Seven and a quarter percent.
That’s the official “assumed rate of return” for South Carolina’s retiree pension system. In other words, state officials tell us the system should expect to earn 7.25 percent on its assets for decades to come.
It’s a safe bet that most folks have never given a thought to this number and what it means. But while obscure to most people, it’s at the heart of our state’s most serious financial problem.
Most state retirees’ pension benefits are paid from a plan operated by the South Carolina Retirement System. This plan is funded by three revenue sources: Employees contribute 9 percent of each paycheck to it, and the state, i.e., the taxpayers, kick in an amount equal to 14.5 percent of that same paycheck.
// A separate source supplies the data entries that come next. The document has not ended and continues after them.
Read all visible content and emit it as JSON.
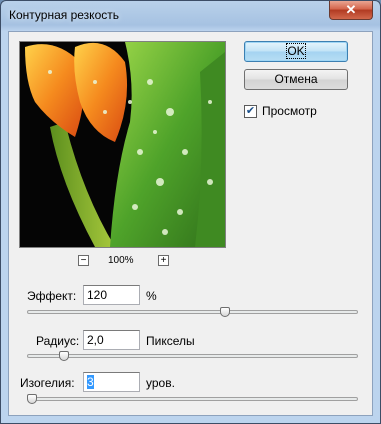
{
  "window": {
    "title": "Контурная резкость",
    "close_glyph": "✕"
  },
  "preview": {
    "zoom_out_glyph": "−",
    "zoom_in_glyph": "+",
    "zoom_level": "100%"
  },
  "buttons": {
    "ok": "OK",
    "cancel": "Отмена"
  },
  "preview_toggle": {
    "label": "Просмотр",
    "checked": true,
    "check_glyph": "✔"
  },
  "amount": {
    "label": "Эффект:",
    "value": "120",
    "unit": "%",
    "slider_fraction": 0.6
  },
  "radius": {
    "label": "Радиус:",
    "value": "2,0",
    "unit": "Пикселы",
    "slider_fraction": 0.1
  },
  "threshold": {
    "label": "Изогелия:",
    "value": "3",
    "unit": "уров.",
    "slider_fraction": 0.0
  },
  "colors": {
    "title_bar": "#a9c6e6",
    "ok_border": "#3c7fb1",
    "close_red": "#c8503a",
    "selection": "#3399ff"
  }
}
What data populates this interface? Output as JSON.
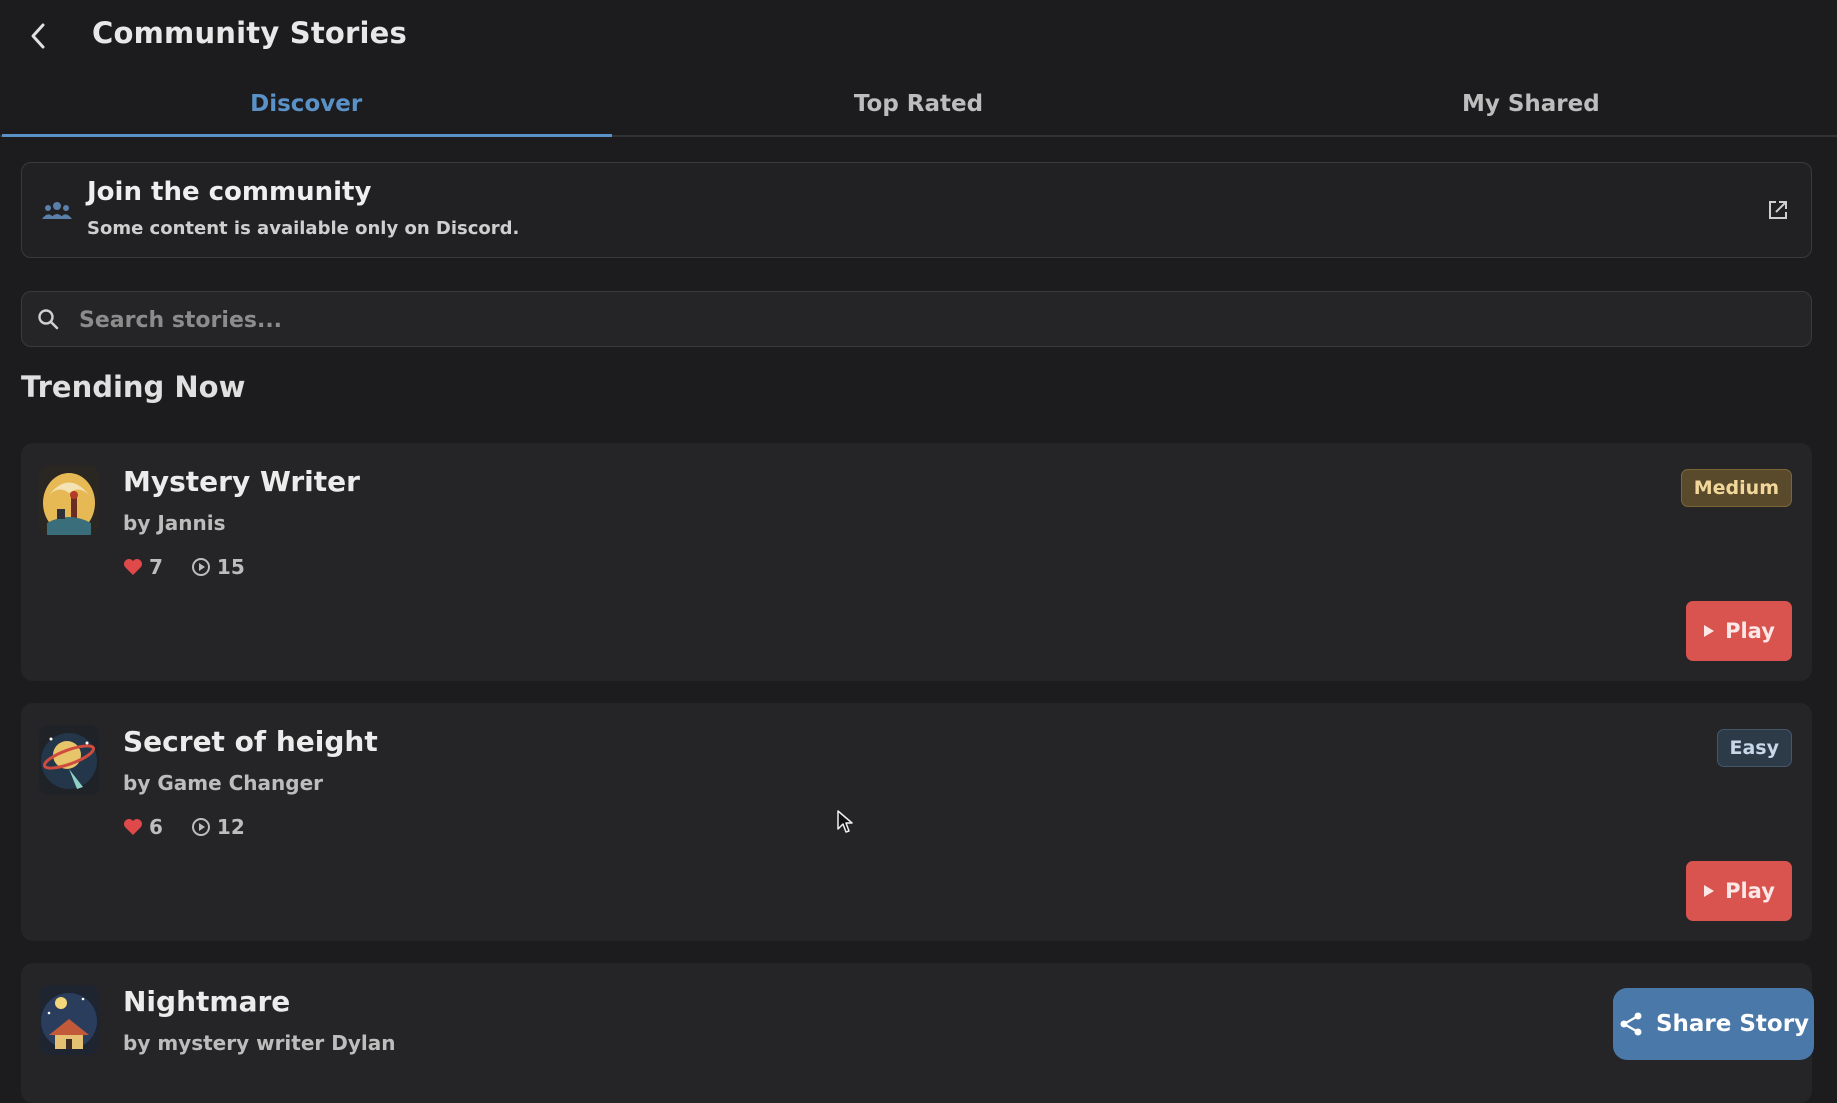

That money is invested by an eight-member commission, and the investment earnings are the third revenue source.
State lawmakers adopt an official assumption of investment earnings, ostensibly to calculate how much money will eventually be on hand to cover the benefits promised to retirees. Their assumption affects the rates that employees and taxpayers contribute to the plan.
Unfortunately, few things in government escape the tinge of political calculation, and the assumed rate of return is no exception to the rule. Thus, this projection has historically been kept unrealistically high. Why? Because, in general, politicians like to pretend they’ve got more money than they do. It lets them spend more freely – in this case, to bestow retirees with benefit increases without setting aside money to cover them.
The downside, of course, is that it causes us to shortchange the system. Our actual investment returns have been far short of projected returns – with the five-year average being less than 6 percent – yet we haven’t done anything to make up the difference.
Today, the pension system faces a whopping $24 billion shortfall. It’s a big problem. If we’re to honor our commitments to past and current employees, somebody will have to pay up. There are no painless options.
This problem isn’t unique to South Carolina. Other public pension plans across the country are caught in similar crises, largely for the same reasons. Yet the folks who oversee these plans often revise their projections downward only reluctantly and modestly, knowing a change of even a quarter of a percent can reveal billions in previously concealed “unfunded liabilities” – the gap between how much is owed in benefit payouts and how much real money is likely to be available to cover the payouts.
In South Carolina, the assumed rate of return has been gradually reduced from 8 percent a decade ago to today’s 7.25 percent. Still, many experts believe it’s unreasonable to count on plan assets earning an average of 7.25 percent annually going forward, and that a 4-5 percent return is more realistic.
In 2016, a noted public pension expert advised S.C. legislators to reduce their inflated assumption significantly. That advice apparently fell on deaf ears. That’s a shame. Given the terrible consequences associated with using inflated revenue assumptions, adjusting to a more conservative rate would much better serve the state’s interests.
Again, the price of failing to address the crisis directly could be a steep one. Consider some of the harsh measures taken by states and local governments who were forced to play catch-up after years of ignoring their pension woes: tax hikes costing property owners hundreds of dollars a year indefinitely; layoffs of employees, including those in public safety; and cuts in services, including even reducing the school week to four days.
Legislators must accept reality and adopt a more reasonable forecast for the state’s investments. While they’re at it, they should put future projections entirely in the hands of actuarial professionals, removing themselves – i.e., removing politics – from the process. And they must start paying down our unfunded liability now rather than allowing it to continue to swell.
But first things first: It’s time to pull our heads out of the sand and acknowledge the problem and its magnitude. Politicians hate to discuss unfunded pension liabilities; it’s not a well-understood issue to them, and there are no simple fixes.
But it’s our most critical challenge, and the consequences of allowing it to grow like an untreated disease will be severe and long-lasting. Lawmakers who have the state’s best interests at heart will put the pension system’s deficit front and center.